With a time interval of one second (t=1) then due to velocity:
Δx = -3(1) = -3
Δy = 0(1) = 0

then due to acceleration:
Δx = ½ (-2) (1)^2 = ½ (-2) = -1
Δy = ½ (-4) (1)^2 = ½ (-4) = -2

so we can add these displacements to get a new position of (-4, -2)

So my question is: after we arrive at this point and the acceleration has affected the velocity (and assuming the acceleration continues) is there another velocity vector? Or is there just the acceleration? Basically, do you only use the velocity once and forget it?
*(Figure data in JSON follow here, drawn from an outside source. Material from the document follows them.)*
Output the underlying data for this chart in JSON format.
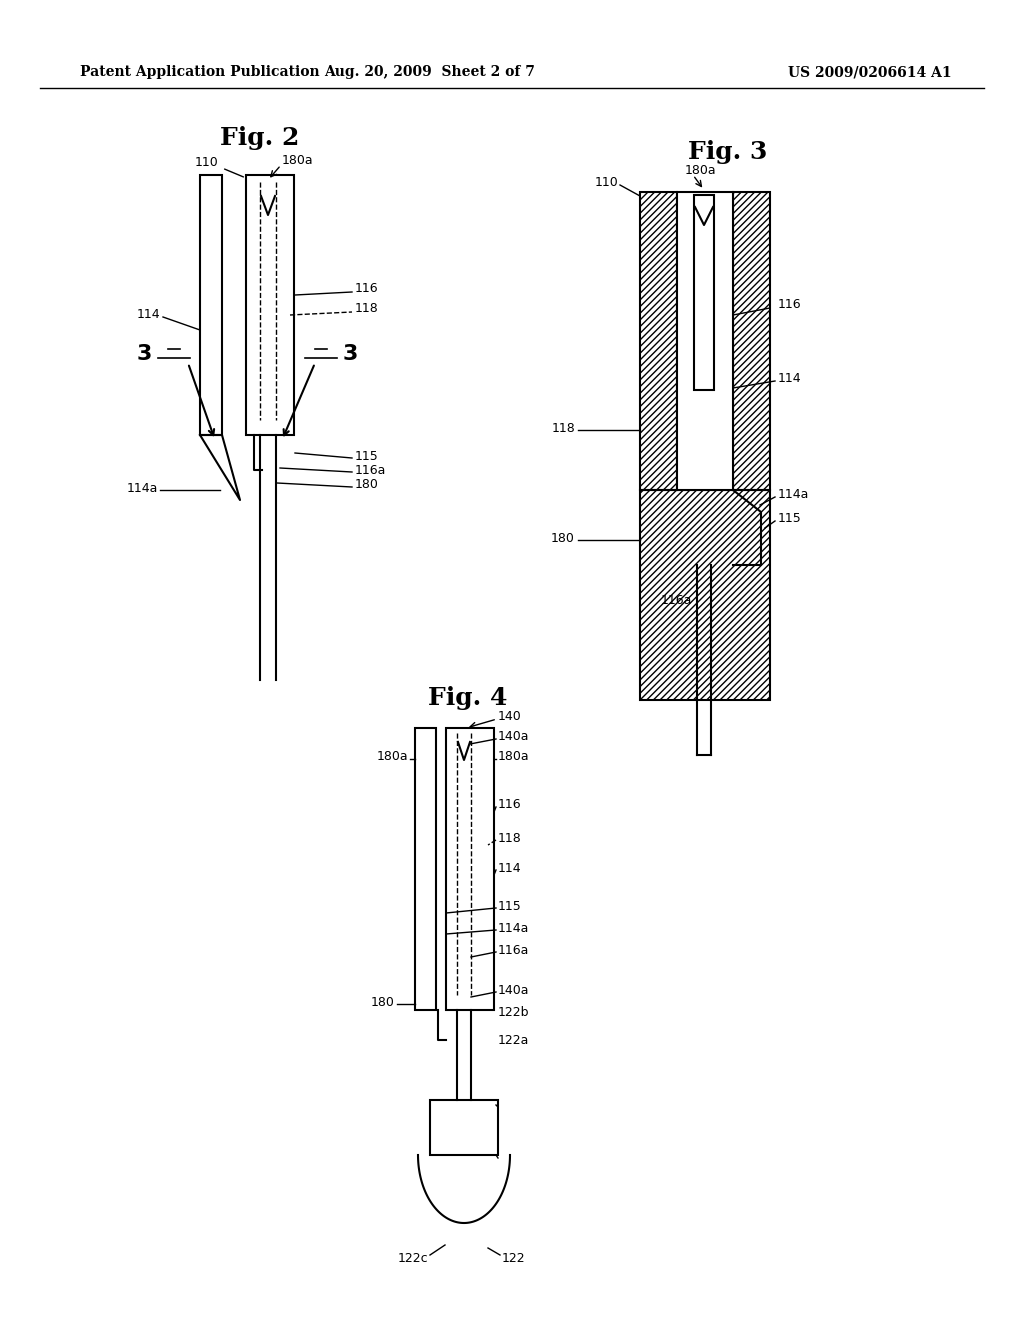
{
  "header_left": "Patent Application Publication",
  "header_center": "Aug. 20, 2009  Sheet 2 of 7",
  "header_right": "US 2009/0206614 A1",
  "fig2_title": "Fig. 2",
  "fig3_title": "Fig. 3",
  "fig4_title": "Fig. 4",
  "bg_color": "#ffffff",
  "line_color": "#000000"
}
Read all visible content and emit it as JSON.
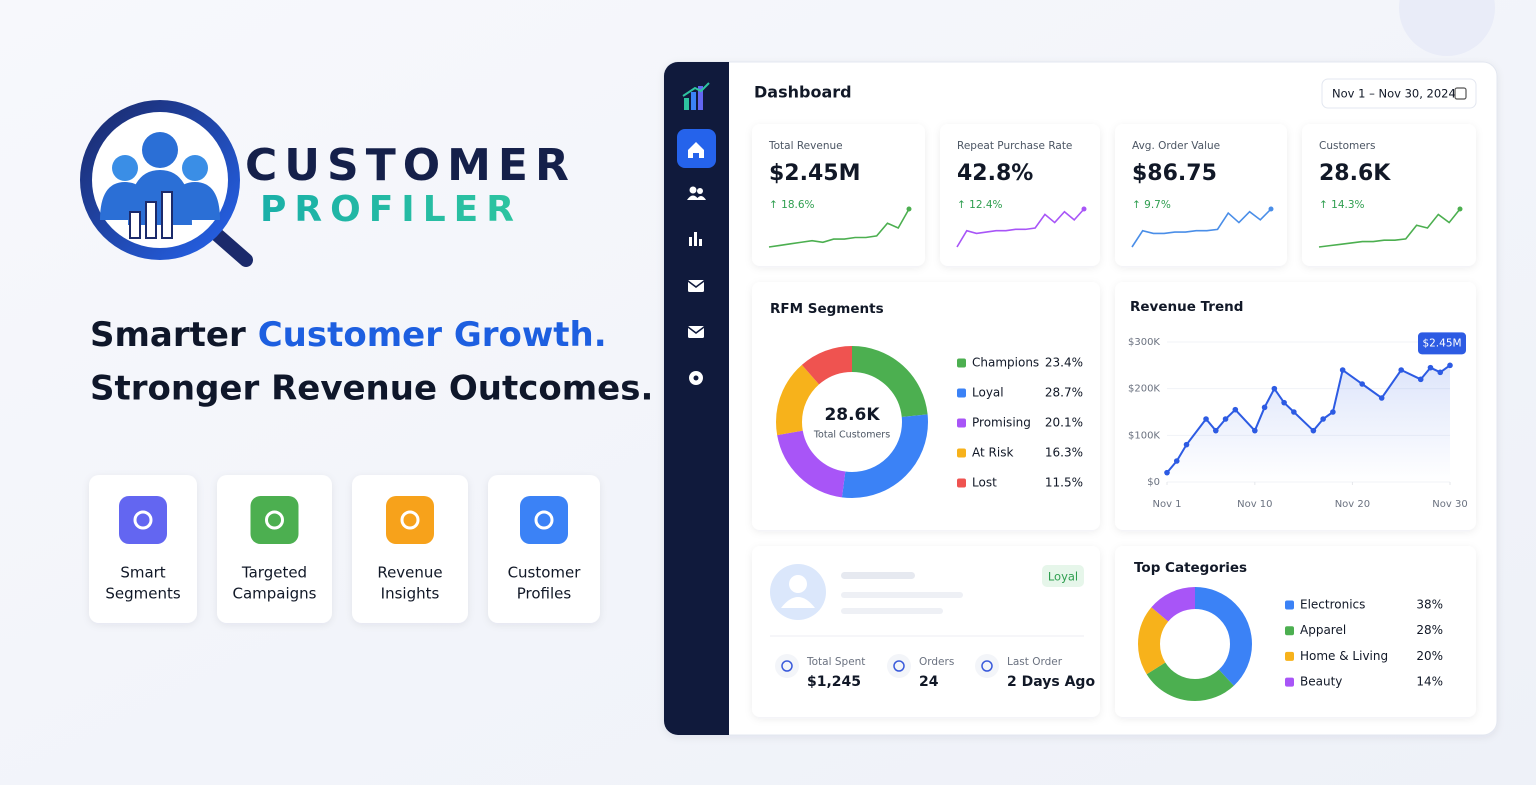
{
  "brand": {
    "name_line1": "CUSTOMER",
    "name_line2": "PROFILER"
  },
  "headline": {
    "line1_start": "Smarter",
    "line1_accent": "Customer Growth.",
    "line2": "Stronger Revenue Outcomes."
  },
  "features": [
    {
      "lines": [
        "Smart",
        "Segments"
      ],
      "color": "#6366f1"
    },
    {
      "lines": [
        "Targeted",
        "Campaigns"
      ],
      "color": "#4caf50"
    },
    {
      "lines": [
        "Revenue",
        "Insights"
      ],
      "color": "#f7a21b"
    },
    {
      "lines": [
        "Customer",
        "Profiles"
      ],
      "color": "#3b82f6"
    }
  ],
  "dashboard": {
    "title": "Dashboard",
    "date_range": "Nov 1 – Nov 30, 2024",
    "kpis": [
      {
        "label": "Total Revenue",
        "value": "$2.45M",
        "change": "↑ 18.6%",
        "sparkline": {
          "color": "#4caf50",
          "values": [
            10,
            11,
            12,
            13,
            14,
            13,
            15,
            15,
            16,
            16,
            17,
            25,
            22,
            34
          ]
        }
      },
      {
        "label": "Repeat Purchase Rate",
        "value": "42.8%",
        "change": "↑ 12.4%",
        "sparkline": {
          "color": "#a855f7",
          "values": [
            10,
            22,
            20,
            21,
            22,
            22,
            23,
            23,
            24,
            34,
            28,
            36,
            30,
            38
          ]
        }
      },
      {
        "label": "Avg. Order Value",
        "value": "$86.75",
        "change": "↑ 9.7%",
        "sparkline": {
          "color": "#4a8ee8",
          "values": [
            10,
            22,
            20,
            20,
            21,
            21,
            22,
            22,
            23,
            35,
            28,
            36,
            30,
            38
          ]
        }
      },
      {
        "label": "Customers",
        "value": "28.6K",
        "change": "↑ 14.3%",
        "sparkline": {
          "color": "#4caf50",
          "values": [
            10,
            11,
            12,
            13,
            14,
            14,
            15,
            15,
            16,
            26,
            24,
            34,
            28,
            38
          ]
        }
      }
    ],
    "rfm": {
      "type": "donut",
      "title": "RFM Segments",
      "center_value": "28.6K",
      "center_label": "Total Customers",
      "categories": [
        "Champions",
        "Loyal",
        "Promising",
        "At Risk",
        "Lost"
      ],
      "values": [
        23.4,
        28.7,
        20.1,
        16.3,
        11.5
      ],
      "value_labels": [
        "23.4%",
        "28.7%",
        "20.1%",
        "16.3%",
        "11.5%"
      ],
      "colors": [
        "#4caf50",
        "#3b82f6",
        "#a855f7",
        "#f7b21b",
        "#ef5350"
      ]
    },
    "revenue_trend": {
      "type": "line",
      "title": "Revenue Trend",
      "color": "#2d5be3",
      "x": [
        1,
        2,
        3,
        5,
        6,
        7,
        8,
        10,
        11,
        12,
        13,
        14,
        16,
        17,
        18,
        19,
        21,
        23,
        25,
        27,
        28,
        29,
        30
      ],
      "values": [
        20000,
        45000,
        80000,
        135000,
        110000,
        135000,
        155000,
        110000,
        160000,
        200000,
        170000,
        150000,
        110000,
        135000,
        150000,
        240000,
        210000,
        180000,
        240000,
        220000,
        245000,
        235000,
        250000
      ],
      "xlim": [
        1,
        30
      ],
      "xticks": [
        {
          "value": 1,
          "label": "Nov 1"
        },
        {
          "value": 10,
          "label": "Nov 10"
        },
        {
          "value": 20,
          "label": "Nov 20"
        },
        {
          "value": 30,
          "label": "Nov 30"
        }
      ],
      "ylim": [
        0,
        300000
      ],
      "yticks": [
        {
          "value": 0,
          "label": "$0"
        },
        {
          "value": 100000,
          "label": "$100K"
        },
        {
          "value": 200000,
          "label": "$200K"
        },
        {
          "value": 300000,
          "label": "$300K"
        }
      ],
      "callout": "$2.45M"
    },
    "profile": {
      "badge": "Loyal",
      "stats": [
        {
          "label": "Total Spent",
          "value": "$1,245"
        },
        {
          "label": "Orders",
          "value": "24"
        },
        {
          "label": "Last Order",
          "value": "2 Days Ago"
        }
      ]
    },
    "top_categories": {
      "type": "donut",
      "title": "Top Categories",
      "categories": [
        "Electronics",
        "Apparel",
        "Home & Living",
        "Beauty"
      ],
      "values": [
        38,
        28,
        20,
        14
      ],
      "value_labels": [
        "38%",
        "28%",
        "20%",
        "14%"
      ],
      "colors": [
        "#3b82f6",
        "#4caf50",
        "#f7b21b",
        "#a855f7"
      ]
    }
  }
}
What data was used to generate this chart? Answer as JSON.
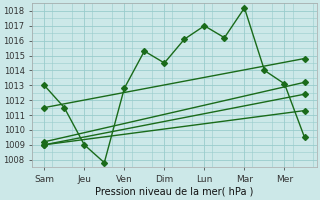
{
  "title": "",
  "xlabel": "Pression niveau de la mer( hPa )",
  "background_color": "#cce8e8",
  "grid_color": "#99cccc",
  "line_color": "#1a6b1a",
  "xlabels": [
    "Sam",
    "Jeu",
    "Ven",
    "Dim",
    "Lun",
    "Mar",
    "Mer"
  ],
  "xtick_pos": [
    0,
    1,
    2,
    3,
    4,
    5,
    6
  ],
  "ylim": [
    1007.5,
    1018.5
  ],
  "yticks": [
    1008,
    1009,
    1010,
    1011,
    1012,
    1013,
    1014,
    1015,
    1016,
    1017,
    1018
  ],
  "xlim": [
    -0.3,
    6.8
  ],
  "series_main": {
    "x": [
      0,
      0.5,
      1.0,
      1.5,
      2.0,
      2.5,
      3.0,
      3.5,
      4.0,
      4.5,
      5.0,
      5.5,
      6.0,
      6.5
    ],
    "y": [
      1013.0,
      1011.5,
      1009.0,
      1007.8,
      1012.8,
      1015.3,
      1014.5,
      1016.1,
      1017.0,
      1016.2,
      1018.2,
      1014.0,
      1013.1,
      1009.5
    ]
  },
  "series_trend": [
    {
      "x": [
        0.0,
        6.5
      ],
      "y": [
        1011.5,
        1014.8
      ]
    },
    {
      "x": [
        0.0,
        6.5
      ],
      "y": [
        1009.2,
        1013.2
      ]
    },
    {
      "x": [
        0.0,
        6.5
      ],
      "y": [
        1009.0,
        1011.3
      ]
    },
    {
      "x": [
        0.0,
        6.5
      ],
      "y": [
        1009.0,
        1012.4
      ]
    }
  ],
  "markersize": 3,
  "linewidth": 1.0
}
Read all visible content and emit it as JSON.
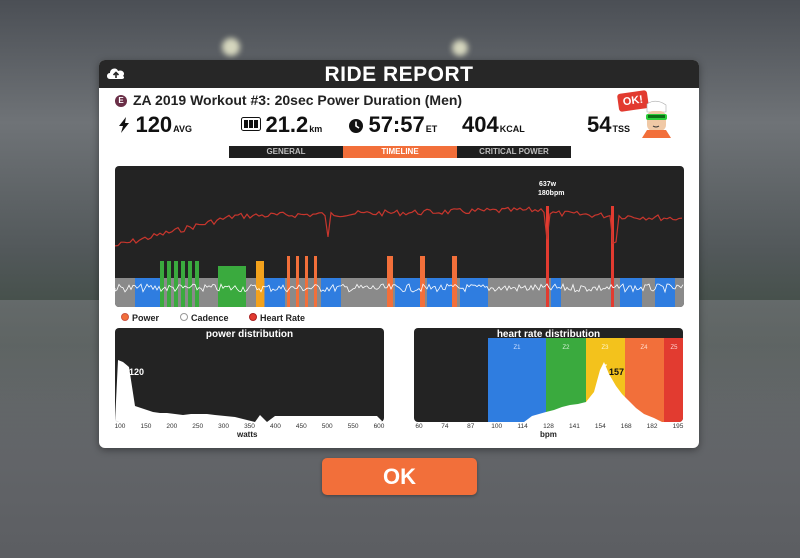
{
  "header": {
    "title": "RIDE REPORT"
  },
  "workout": {
    "badge": "E",
    "title": "ZA 2019 Workout #3: 20sec Power Duration (Men)"
  },
  "stats": {
    "power": {
      "value": "120",
      "unit": "AVG"
    },
    "distance": {
      "value": "21.2",
      "unit": "km"
    },
    "time": {
      "value": "57:57",
      "unit": "ET"
    },
    "calories": {
      "value": "404",
      "unit": "KCAL"
    },
    "tss": {
      "value": "54",
      "unit": "TSS"
    }
  },
  "tabs": [
    {
      "label": "GENERAL",
      "active": false
    },
    {
      "label": "TIMELINE",
      "active": true
    },
    {
      "label": "CRITICAL POWER",
      "active": false
    }
  ],
  "timeline": {
    "peak_label_watts": "637w",
    "peak_label_bpm": "180bpm"
  },
  "legend": {
    "power": "Power",
    "cadence": "Cadence",
    "heart_rate": "Heart Rate"
  },
  "power_distribution": {
    "title": "power distribution",
    "xlabel": "watts",
    "ticks": [
      "100",
      "150",
      "200",
      "250",
      "300",
      "350",
      "400",
      "450",
      "500",
      "550",
      "600"
    ],
    "avg_label": "120"
  },
  "heart_rate_distribution": {
    "title": "heart rate distribution",
    "xlabel": "bpm",
    "ticks": [
      "60",
      "74",
      "87",
      "100",
      "114",
      "128",
      "141",
      "154",
      "168",
      "182",
      "195"
    ],
    "zones": [
      "Z1",
      "Z2",
      "Z3",
      "Z4",
      "Z5"
    ],
    "avg_label": "157"
  },
  "ok_sign": "OK!",
  "ok_button": "OK",
  "colors": {
    "accent": "#f26f3a",
    "panel_dark": "#232323",
    "hr_line": "#c8362d",
    "zone1": "#2f7de0",
    "zone2": "#3aaa3e",
    "zone3": "#f3c21c",
    "zone4": "#f26f3a",
    "zone5": "#e23b30"
  }
}
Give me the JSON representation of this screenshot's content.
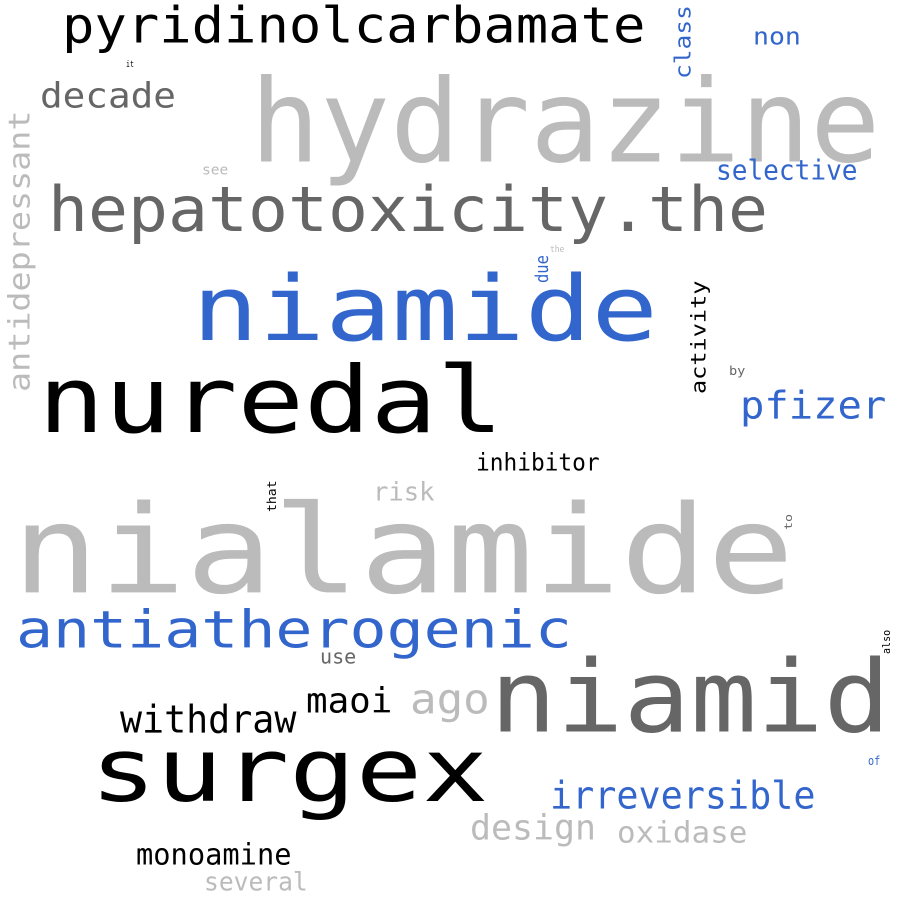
{
  "colors": {
    "black": "#000000",
    "dark_gray": "#666666",
    "light_gray": "#bbbbbb",
    "blue": "#3366cc"
  },
  "words": [
    {
      "id": "nialamide",
      "text": "nialamide",
      "color": "light_gray",
      "orientation": "horizontal"
    },
    {
      "id": "hydrazine",
      "text": "hydrazine",
      "color": "light_gray",
      "orientation": "horizontal"
    },
    {
      "id": "nuredal",
      "text": "nuredal",
      "color": "black",
      "orientation": "horizontal"
    },
    {
      "id": "niamide",
      "text": "niamide",
      "color": "blue",
      "orientation": "horizontal"
    },
    {
      "id": "surgex",
      "text": "surgex",
      "color": "black",
      "orientation": "horizontal"
    },
    {
      "id": "niamid",
      "text": "niamid",
      "color": "dark_gray",
      "orientation": "horizontal"
    },
    {
      "id": "hepatotoxicity",
      "text": "hepatotoxicity.the",
      "color": "dark_gray",
      "orientation": "horizontal"
    },
    {
      "id": "antiatherogenic",
      "text": "antiatherogenic",
      "color": "blue",
      "orientation": "horizontal"
    },
    {
      "id": "pyridinolcarbamate",
      "text": "pyridinolcarbamate",
      "color": "black",
      "orientation": "horizontal"
    },
    {
      "id": "antidepressant",
      "text": "antidepressant",
      "color": "light_gray",
      "orientation": "vertical"
    },
    {
      "id": "decade",
      "text": "decade",
      "color": "dark_gray",
      "orientation": "horizontal"
    },
    {
      "id": "pfizer",
      "text": "pfizer",
      "color": "blue",
      "orientation": "horizontal"
    },
    {
      "id": "irreversible",
      "text": "irreversible",
      "color": "blue",
      "orientation": "horizontal"
    },
    {
      "id": "withdraw",
      "text": "withdraw",
      "color": "black",
      "orientation": "horizontal"
    },
    {
      "id": "ago",
      "text": "ago",
      "color": "light_gray",
      "orientation": "horizontal"
    },
    {
      "id": "maoi",
      "text": "maoi",
      "color": "black",
      "orientation": "horizontal"
    },
    {
      "id": "design",
      "text": "design",
      "color": "light_gray",
      "orientation": "horizontal"
    },
    {
      "id": "monoamine",
      "text": "monoamine",
      "color": "black",
      "orientation": "horizontal"
    },
    {
      "id": "oxidase",
      "text": "oxidase",
      "color": "light_gray",
      "orientation": "horizontal"
    },
    {
      "id": "activity",
      "text": "activity",
      "color": "black",
      "orientation": "vertical"
    },
    {
      "id": "selective",
      "text": "selective",
      "color": "blue",
      "orientation": "horizontal"
    },
    {
      "id": "inhibitor",
      "text": "inhibitor",
      "color": "black",
      "orientation": "horizontal"
    },
    {
      "id": "several",
      "text": "several",
      "color": "light_gray",
      "orientation": "horizontal"
    },
    {
      "id": "class",
      "text": "class",
      "color": "blue",
      "orientation": "vertical"
    },
    {
      "id": "non",
      "text": "non",
      "color": "blue",
      "orientation": "horizontal"
    },
    {
      "id": "risk",
      "text": "risk",
      "color": "light_gray",
      "orientation": "horizontal"
    },
    {
      "id": "use",
      "text": "use",
      "color": "dark_gray",
      "orientation": "horizontal"
    },
    {
      "id": "due",
      "text": "due",
      "color": "blue",
      "orientation": "vertical"
    },
    {
      "id": "that",
      "text": "that",
      "color": "black",
      "orientation": "vertical"
    },
    {
      "id": "see",
      "text": "see",
      "color": "light_gray",
      "orientation": "horizontal"
    },
    {
      "id": "by",
      "text": "by",
      "color": "dark_gray",
      "orientation": "horizontal"
    },
    {
      "id": "to",
      "text": "to",
      "color": "dark_gray",
      "orientation": "vertical"
    },
    {
      "id": "also",
      "text": "also",
      "color": "black",
      "orientation": "vertical"
    },
    {
      "id": "of",
      "text": "of",
      "color": "blue",
      "orientation": "horizontal"
    },
    {
      "id": "it",
      "text": "it",
      "color": "black",
      "orientation": "horizontal"
    },
    {
      "id": "the",
      "text": "the",
      "color": "light_gray",
      "orientation": "horizontal"
    }
  ]
}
Or does it still exist, and if so, how do you calculate it?

Thank you for any help!

 

[Michael Quinlivan]

For a constant acceleration, you can calculate the velocity of an object with the formula $$v = v_0 + at$$ where $v_0$ is the initial velocity before you start timing, and $v$ is the new velocity after a time $t$, if the object experiences a constant acceleration $a$. Using this formula you should be able to calculate the new velocity of the particle after one second

 

[Phys_Boi]

So I'm using gravitational acceleration..
a = GM/r²

how would I calculate the velocity for this changing acceleration?

 

[Michael Quinlivan]

So I'm using gravitational acceleration..
a = GM/r²

how would I calculate the velocity for this changing acceleration?

If you need to calculate the velocity of a falling body, where the acceleration due to gravity varies, have a look at this link

https://en.wikipedia.org/wiki/Equations_for_a_falling_body

Note that these formulae don't take into account factors like air resistance, etc.

 

[Phys_Boi]

Thank you sir